When he emerged out of prison I got to see him. By then I had been through graduate school. We sat in the living room of his mother’s house and we talked openly about the psychopathy of all three of them. Lacking the insight that they are known for, he admitted that ‘something’ was wrong with the other two and his problem was alcohol. Twenty years later, he has been in and out of jail numerous times, has lost his drivers license for life, has never had a consenting relationship with a woman (only rape) and still lives at home with his aging mother.

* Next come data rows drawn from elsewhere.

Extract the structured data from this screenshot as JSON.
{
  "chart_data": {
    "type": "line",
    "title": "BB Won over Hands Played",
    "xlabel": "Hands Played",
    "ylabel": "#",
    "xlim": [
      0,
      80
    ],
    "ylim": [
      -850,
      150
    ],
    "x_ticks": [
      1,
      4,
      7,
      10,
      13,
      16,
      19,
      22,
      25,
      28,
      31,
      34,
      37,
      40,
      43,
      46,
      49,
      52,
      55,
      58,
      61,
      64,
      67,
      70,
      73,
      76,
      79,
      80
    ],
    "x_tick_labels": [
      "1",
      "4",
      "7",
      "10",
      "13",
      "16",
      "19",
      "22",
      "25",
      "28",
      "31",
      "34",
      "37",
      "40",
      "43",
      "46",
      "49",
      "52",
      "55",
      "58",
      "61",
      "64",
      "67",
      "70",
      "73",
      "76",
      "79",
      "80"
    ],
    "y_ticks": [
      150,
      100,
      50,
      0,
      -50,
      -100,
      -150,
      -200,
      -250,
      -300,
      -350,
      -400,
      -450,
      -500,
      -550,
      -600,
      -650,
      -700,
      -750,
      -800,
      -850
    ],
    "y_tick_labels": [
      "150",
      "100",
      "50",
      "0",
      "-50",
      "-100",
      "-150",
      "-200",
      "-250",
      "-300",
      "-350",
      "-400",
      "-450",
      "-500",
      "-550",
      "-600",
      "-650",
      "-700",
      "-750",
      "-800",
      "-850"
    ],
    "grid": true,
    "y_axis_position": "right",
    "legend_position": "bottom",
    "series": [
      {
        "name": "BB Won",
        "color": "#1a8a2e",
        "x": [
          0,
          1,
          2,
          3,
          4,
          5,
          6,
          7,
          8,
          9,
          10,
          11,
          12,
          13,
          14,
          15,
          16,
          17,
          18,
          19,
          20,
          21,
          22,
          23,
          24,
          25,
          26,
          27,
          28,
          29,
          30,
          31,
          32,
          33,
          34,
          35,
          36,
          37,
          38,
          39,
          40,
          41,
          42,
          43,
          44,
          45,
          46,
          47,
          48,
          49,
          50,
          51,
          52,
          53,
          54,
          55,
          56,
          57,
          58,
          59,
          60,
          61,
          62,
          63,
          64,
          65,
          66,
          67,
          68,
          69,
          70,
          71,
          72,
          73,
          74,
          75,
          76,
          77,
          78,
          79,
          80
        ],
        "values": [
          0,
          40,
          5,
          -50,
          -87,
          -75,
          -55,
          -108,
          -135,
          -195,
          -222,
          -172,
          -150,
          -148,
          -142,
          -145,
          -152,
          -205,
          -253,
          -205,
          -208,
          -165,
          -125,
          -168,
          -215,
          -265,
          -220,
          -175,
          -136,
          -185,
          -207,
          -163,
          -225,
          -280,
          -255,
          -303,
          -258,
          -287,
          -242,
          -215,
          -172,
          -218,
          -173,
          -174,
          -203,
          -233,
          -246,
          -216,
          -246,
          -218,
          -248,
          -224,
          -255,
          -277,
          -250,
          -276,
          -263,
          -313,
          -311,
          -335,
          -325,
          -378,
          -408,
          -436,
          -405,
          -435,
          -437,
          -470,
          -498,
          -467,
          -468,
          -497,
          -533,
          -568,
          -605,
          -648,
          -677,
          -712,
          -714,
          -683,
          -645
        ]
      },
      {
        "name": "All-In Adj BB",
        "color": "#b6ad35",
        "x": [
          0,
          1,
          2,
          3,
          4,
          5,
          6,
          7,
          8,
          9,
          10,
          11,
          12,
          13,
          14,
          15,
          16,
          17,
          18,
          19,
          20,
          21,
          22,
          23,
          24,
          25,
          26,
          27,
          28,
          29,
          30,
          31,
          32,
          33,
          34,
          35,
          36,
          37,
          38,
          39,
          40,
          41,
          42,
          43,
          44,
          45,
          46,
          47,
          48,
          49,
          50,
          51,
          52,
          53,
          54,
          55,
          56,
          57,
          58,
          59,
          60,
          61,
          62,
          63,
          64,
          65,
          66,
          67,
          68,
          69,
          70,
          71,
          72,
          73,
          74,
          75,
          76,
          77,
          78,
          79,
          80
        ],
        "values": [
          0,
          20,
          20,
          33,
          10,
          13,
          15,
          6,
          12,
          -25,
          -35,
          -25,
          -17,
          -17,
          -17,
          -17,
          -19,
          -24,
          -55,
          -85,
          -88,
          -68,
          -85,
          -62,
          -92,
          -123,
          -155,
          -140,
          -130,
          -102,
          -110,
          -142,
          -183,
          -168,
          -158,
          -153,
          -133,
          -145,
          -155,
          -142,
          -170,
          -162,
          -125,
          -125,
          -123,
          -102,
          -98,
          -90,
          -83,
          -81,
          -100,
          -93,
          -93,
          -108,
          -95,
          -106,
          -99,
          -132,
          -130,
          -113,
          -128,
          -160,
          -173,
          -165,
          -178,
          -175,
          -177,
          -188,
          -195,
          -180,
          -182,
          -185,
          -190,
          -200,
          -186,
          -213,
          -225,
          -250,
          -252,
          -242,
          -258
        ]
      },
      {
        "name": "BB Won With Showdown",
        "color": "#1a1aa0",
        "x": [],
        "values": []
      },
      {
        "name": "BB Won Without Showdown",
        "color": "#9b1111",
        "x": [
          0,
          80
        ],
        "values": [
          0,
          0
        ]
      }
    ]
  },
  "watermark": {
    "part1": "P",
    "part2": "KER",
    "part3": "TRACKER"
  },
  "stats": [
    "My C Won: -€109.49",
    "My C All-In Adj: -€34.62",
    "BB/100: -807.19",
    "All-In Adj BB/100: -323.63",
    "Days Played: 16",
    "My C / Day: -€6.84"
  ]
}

Although I did not know what was wrong with these guys in high school, I never forgot the ‘stone cold’ eyes, the cackle of a power laugh, or the joy expressed about a rape. I never forgot what a gang of psychopaths felt like.
Hundreds of Clients
Since my youth in which I met so many pathologicals, I have been a mental health worker for 20 years in various capacities. I have had clients that were male socio/psychopaths. I have led Batterer Intervention Groups with abusers who some were also pathological. I have treated abused children and specialized in Personality Disorders with Secondary Trauma Disorders. I started and ran a large mental health center in Florida what specialized in Borderline Personality Disordered women which included Borderline women who had concurrent Dissociative Identity Disorder (previously known as Multiple Personality Disorder). I worked with the children of pathologicals. I worked with the partners of pathologicals.
I started and ran a long term treatment program for people with more than one personality disorder. I worked in hospital inpatient units, intensive outpatient programs, day treatments and domestic violence shelters. I have sat on Boards of non profits who worked with juvenile delinquents-turning-psychopaths. I can’t think of any population of personality disorders that I didn’t work with or come to understand. I worked with them in various treatment approaches and through every kind of treatment facility. I’ve run the gamut of working with victims and offenders, with personality disordered people and with their partners and children. I’ve circled around and around and around this issue of pathological love relationships: from the eyes of the disordered, from the eyes of the disordered families, and from their lovers and children.
I am 51 now. I have been learning about personality disorders since I was five years old—that’s 46 years of living with, experiencing, internalizing and noticing the aftermath of personality disorders.
People often say we treat what we are trying to cure in our own family of origin. That might be true. I may have come full circle in spending so much of my life in the work related to personality disorders just for me to say to myself “There isn’t much that can be done for my sister. I can’t help her but I do understand the disorder.”
Or to my dad “I forgive you. You gave out of what you had which wasn’t much. You might have been rich in talent but you were bankrupt in the ability to love.”
Or to the three faces of evil—the statement that most people aren’t brave enough to say out loud…”The world is slightly safer now that you are dead.”
That’s how I came to understand personality disorders so clearly—that the inability to grow to any emotional or spiritual depth, the inability to change and sustain change, and the inability to develop insight about how one’s behavior negatively affects others—clearly is the number one public health problem. It has led my crusade for public pathology education for the last 20 years.
I hope for the next 20 years I can still teach other how ‘not to forget what it ever feels like’ when you have faced some form of pathology. That’s how I learned, and that’s how you can learn too.